Yahoo cut roughly 1,000 jobs earlier this year, but a steady stream of new hires has left the company with slightly more than 15,000 employees, approximately the same number as at the beginning of the year.
Analysts said Yahoo was struggling in its two principal business segments, search and display advertising.
"Yahoo has been donating share in search to Google for years and that continues," said Ross Sandler, an analyst with RBC Capital Markets. "It has also been donating share to a whole host of ad networks in display advertising." Sandler also noted that Yahoo's audience is skewed toward older Internet users, a segment of the market whose growth is tapering off.
Many investors say that Yang's and Yahoo's most significant mistake was to rebuff a $33-a-share buyout bid from Microsoft in May. Microsoft withdrew its offer after Yang said it was too low.
Since then, Yang and his team have sought to put in place a string of alternatives, none of which has succeeded yet. In June, Yahoo signed a search advertising partnership with Google, which was intended to be put in place by early October. It was expected to bring in $250 million to $450 million in additional operating cash flow to Yahoo in the first year. But the deal has been held up by antitrust regulators, who are scrutinizing it for the damage it could do to competition in search advertising, a market that Google dominates.
On Tuesday, Google's chief executive, Eric Schmidt, said the companies had agreed to continue talking with regulators. A person briefed on the matter, who agreed to talk on condition of anonymity because of the confidentiality surrounding the inquiry, said lawyers from the companies and the Justice Department were discussing possible limits on the scope of the deal, like a cap on the number of ads that Google could place on Yahoo's pages.
Yahoo has also been talking with AOL about a possible merger that would create a powerhouse in display advertising. But the companies have not been able to agree on price.

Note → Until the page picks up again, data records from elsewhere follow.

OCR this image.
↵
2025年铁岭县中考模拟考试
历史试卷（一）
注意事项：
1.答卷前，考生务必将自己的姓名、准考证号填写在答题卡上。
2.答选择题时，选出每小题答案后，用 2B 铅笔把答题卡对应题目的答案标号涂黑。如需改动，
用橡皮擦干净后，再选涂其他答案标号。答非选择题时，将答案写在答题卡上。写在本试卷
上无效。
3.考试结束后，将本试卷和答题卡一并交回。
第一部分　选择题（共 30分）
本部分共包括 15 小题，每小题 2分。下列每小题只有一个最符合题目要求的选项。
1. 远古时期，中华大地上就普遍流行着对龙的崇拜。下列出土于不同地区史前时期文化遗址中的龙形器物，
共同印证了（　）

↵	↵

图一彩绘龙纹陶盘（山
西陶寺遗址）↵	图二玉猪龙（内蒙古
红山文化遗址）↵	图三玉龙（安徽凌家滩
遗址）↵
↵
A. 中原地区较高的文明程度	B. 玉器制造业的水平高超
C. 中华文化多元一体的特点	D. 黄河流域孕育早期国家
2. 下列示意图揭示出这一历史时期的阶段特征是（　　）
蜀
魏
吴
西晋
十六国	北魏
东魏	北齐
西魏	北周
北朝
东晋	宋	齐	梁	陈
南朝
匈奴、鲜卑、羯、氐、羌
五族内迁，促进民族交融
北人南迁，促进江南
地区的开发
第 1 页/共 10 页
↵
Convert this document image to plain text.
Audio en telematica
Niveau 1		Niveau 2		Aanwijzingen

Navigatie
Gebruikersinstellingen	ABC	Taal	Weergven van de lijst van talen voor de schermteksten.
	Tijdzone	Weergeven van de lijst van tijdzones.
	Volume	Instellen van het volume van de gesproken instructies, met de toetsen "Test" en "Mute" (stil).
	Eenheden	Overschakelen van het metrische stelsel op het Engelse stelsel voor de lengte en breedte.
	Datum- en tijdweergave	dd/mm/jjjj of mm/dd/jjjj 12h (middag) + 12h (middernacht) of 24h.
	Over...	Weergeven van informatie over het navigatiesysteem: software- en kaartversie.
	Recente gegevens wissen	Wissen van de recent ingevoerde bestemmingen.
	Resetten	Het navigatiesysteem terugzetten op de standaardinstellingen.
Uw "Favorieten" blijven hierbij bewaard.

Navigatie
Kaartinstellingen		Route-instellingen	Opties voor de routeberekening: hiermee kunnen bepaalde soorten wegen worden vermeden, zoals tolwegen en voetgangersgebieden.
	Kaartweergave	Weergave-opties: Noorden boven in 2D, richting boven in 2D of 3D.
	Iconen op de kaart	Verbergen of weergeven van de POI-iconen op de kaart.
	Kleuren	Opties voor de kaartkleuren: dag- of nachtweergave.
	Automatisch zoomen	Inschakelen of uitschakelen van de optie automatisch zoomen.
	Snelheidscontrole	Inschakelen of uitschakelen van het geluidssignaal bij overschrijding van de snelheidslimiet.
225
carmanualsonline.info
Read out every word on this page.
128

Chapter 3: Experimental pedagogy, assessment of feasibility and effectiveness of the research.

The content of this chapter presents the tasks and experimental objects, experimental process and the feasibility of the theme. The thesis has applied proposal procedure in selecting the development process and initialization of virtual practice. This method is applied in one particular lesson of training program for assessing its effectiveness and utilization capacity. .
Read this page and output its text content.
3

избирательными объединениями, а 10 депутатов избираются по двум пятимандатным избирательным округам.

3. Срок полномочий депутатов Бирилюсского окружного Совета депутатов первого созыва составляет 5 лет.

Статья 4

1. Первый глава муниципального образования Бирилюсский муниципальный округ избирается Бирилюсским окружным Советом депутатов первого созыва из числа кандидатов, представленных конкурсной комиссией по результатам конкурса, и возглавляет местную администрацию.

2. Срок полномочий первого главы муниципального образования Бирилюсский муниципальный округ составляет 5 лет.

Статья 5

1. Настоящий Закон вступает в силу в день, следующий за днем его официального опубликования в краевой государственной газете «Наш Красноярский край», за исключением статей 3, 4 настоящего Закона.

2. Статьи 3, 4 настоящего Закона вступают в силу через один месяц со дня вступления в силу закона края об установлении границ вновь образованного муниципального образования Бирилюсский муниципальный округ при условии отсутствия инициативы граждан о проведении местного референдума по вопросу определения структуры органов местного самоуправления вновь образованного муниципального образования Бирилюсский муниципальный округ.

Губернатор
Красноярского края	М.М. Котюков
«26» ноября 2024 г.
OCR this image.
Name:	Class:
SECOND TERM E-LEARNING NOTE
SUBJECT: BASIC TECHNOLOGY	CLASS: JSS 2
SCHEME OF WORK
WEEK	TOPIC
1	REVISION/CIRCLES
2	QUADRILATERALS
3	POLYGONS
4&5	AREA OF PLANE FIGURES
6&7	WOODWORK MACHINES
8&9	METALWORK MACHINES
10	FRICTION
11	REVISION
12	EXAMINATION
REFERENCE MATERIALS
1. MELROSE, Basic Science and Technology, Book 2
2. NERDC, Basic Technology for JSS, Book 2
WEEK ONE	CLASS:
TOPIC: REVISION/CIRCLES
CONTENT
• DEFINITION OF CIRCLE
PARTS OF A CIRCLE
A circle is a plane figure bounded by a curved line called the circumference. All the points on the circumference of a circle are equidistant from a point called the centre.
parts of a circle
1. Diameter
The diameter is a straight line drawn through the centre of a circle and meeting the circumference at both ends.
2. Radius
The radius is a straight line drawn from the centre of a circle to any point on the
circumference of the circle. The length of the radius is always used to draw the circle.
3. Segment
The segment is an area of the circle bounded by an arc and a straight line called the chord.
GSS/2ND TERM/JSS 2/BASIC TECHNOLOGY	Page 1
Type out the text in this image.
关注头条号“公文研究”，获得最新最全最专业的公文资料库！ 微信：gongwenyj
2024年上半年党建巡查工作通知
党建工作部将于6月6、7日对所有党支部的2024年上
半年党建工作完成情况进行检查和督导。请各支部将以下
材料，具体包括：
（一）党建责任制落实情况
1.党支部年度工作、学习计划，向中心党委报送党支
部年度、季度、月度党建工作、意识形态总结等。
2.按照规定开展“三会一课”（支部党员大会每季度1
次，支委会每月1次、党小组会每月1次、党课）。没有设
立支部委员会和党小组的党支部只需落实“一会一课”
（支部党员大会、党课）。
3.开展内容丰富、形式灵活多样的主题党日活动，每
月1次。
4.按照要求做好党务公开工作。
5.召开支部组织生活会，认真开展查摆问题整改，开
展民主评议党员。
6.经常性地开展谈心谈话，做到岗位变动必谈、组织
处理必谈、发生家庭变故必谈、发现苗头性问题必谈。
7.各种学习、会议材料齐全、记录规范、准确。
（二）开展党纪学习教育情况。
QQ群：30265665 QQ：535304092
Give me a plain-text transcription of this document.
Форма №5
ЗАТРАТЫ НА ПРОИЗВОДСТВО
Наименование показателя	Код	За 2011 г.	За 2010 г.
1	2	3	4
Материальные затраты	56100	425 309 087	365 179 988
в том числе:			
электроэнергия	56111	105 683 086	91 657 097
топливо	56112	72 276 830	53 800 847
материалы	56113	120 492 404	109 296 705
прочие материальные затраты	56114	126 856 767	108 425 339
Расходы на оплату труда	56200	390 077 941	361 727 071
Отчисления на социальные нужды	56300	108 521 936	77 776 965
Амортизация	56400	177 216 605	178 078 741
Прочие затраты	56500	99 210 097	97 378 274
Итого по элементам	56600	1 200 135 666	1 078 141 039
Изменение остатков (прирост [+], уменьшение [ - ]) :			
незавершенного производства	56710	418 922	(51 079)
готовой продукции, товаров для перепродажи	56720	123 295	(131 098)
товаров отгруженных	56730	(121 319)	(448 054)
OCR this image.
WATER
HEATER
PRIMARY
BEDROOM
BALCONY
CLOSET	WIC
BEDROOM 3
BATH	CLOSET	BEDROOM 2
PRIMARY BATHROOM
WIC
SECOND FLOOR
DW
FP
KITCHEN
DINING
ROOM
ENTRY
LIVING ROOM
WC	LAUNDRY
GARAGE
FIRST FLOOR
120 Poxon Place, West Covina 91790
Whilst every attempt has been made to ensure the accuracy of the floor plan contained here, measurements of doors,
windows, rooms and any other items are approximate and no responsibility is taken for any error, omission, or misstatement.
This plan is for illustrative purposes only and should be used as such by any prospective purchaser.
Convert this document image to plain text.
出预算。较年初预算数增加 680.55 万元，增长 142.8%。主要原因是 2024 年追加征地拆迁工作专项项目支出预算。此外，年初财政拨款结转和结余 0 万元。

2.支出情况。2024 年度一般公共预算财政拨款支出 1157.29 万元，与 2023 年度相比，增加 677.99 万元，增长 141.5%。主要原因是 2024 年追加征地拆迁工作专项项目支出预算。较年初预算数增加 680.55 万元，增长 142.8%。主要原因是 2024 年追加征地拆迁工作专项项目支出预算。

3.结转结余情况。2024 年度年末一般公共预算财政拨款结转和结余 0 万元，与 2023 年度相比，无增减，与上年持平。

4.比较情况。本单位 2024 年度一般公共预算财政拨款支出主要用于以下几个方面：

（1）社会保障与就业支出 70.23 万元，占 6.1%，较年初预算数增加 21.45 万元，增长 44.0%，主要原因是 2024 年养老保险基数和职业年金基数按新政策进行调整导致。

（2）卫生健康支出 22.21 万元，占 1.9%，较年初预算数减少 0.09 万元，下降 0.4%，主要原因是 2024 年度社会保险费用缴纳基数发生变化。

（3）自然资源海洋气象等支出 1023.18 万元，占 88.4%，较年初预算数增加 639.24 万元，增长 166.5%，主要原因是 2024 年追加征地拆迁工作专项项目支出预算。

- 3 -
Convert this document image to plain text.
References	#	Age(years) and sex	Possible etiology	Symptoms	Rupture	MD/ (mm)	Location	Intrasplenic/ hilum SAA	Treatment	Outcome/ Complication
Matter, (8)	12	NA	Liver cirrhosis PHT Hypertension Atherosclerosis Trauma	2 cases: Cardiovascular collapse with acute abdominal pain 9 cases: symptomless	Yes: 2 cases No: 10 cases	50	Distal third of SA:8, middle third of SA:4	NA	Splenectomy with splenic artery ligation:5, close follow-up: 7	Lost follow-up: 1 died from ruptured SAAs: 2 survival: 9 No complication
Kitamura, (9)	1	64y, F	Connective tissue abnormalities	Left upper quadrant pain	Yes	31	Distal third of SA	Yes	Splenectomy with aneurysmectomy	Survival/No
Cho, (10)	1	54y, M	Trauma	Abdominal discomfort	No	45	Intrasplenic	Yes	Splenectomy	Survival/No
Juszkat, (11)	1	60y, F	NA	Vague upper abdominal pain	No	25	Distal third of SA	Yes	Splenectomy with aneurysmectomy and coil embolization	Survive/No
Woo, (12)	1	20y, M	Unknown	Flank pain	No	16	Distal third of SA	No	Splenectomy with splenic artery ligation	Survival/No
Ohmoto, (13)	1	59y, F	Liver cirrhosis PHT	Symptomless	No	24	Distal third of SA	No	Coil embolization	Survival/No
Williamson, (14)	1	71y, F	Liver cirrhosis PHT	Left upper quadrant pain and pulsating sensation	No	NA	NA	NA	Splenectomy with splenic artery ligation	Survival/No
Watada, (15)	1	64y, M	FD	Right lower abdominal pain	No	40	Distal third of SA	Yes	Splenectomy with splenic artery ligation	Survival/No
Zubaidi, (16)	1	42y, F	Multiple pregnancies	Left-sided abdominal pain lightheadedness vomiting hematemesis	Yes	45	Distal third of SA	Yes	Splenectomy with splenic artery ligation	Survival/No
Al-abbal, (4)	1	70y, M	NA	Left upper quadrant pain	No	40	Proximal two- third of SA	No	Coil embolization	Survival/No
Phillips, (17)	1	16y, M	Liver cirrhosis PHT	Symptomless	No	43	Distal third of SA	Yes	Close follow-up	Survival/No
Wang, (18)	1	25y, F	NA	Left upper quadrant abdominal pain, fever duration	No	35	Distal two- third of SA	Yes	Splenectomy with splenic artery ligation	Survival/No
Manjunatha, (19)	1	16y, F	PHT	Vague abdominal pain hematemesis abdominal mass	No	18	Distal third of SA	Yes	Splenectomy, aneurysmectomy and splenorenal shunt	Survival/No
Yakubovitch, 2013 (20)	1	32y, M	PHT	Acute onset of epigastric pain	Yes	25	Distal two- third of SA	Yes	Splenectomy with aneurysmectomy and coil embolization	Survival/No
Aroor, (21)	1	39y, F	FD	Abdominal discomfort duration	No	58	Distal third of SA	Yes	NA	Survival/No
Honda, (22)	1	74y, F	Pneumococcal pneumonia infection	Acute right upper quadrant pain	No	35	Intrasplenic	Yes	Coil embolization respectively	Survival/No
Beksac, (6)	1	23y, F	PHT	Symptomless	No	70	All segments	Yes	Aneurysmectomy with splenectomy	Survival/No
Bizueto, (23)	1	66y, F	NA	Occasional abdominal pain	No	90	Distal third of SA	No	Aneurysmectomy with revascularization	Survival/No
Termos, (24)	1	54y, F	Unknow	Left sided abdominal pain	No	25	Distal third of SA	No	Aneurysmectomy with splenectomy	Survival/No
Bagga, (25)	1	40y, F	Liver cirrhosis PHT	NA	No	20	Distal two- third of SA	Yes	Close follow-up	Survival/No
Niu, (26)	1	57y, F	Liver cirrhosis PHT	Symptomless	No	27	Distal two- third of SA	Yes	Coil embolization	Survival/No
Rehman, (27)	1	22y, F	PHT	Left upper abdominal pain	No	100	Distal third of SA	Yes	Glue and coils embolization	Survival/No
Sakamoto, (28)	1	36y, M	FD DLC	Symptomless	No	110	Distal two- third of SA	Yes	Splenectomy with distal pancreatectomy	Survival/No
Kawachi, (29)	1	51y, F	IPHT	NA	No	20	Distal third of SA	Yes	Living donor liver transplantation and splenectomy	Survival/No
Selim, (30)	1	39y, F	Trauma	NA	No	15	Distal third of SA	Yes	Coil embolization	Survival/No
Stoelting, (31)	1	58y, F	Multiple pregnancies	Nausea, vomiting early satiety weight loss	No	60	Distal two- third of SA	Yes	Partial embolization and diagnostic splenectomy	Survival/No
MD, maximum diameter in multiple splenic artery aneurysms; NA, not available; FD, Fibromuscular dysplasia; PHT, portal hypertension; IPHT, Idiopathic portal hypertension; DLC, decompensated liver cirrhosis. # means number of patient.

"We think it is not happening because there is a huge gap on the price," said Jeffrey Lindsay, an analyst with Sanford Bernstein & Company. Lindsay noted that a merger with AOL, whose business is also struggling, would not necessarily solve Yahoo's problems. To be successful from a financial standpoint, it would require deep cuts at the combined company, he said.
"Yahoo has had terrible trouble time reducing its own staff," Lindsay said. "AOL is a way forward but it would require tough discipline that Yahoo hasn't shown before. It is not a low risk option."
Yahoo's protracted struggles have disappointed investors who have continued to sell the company's shares. They closed on Tuesday at $12.07, down nearly 50 percent since the beginning of the year.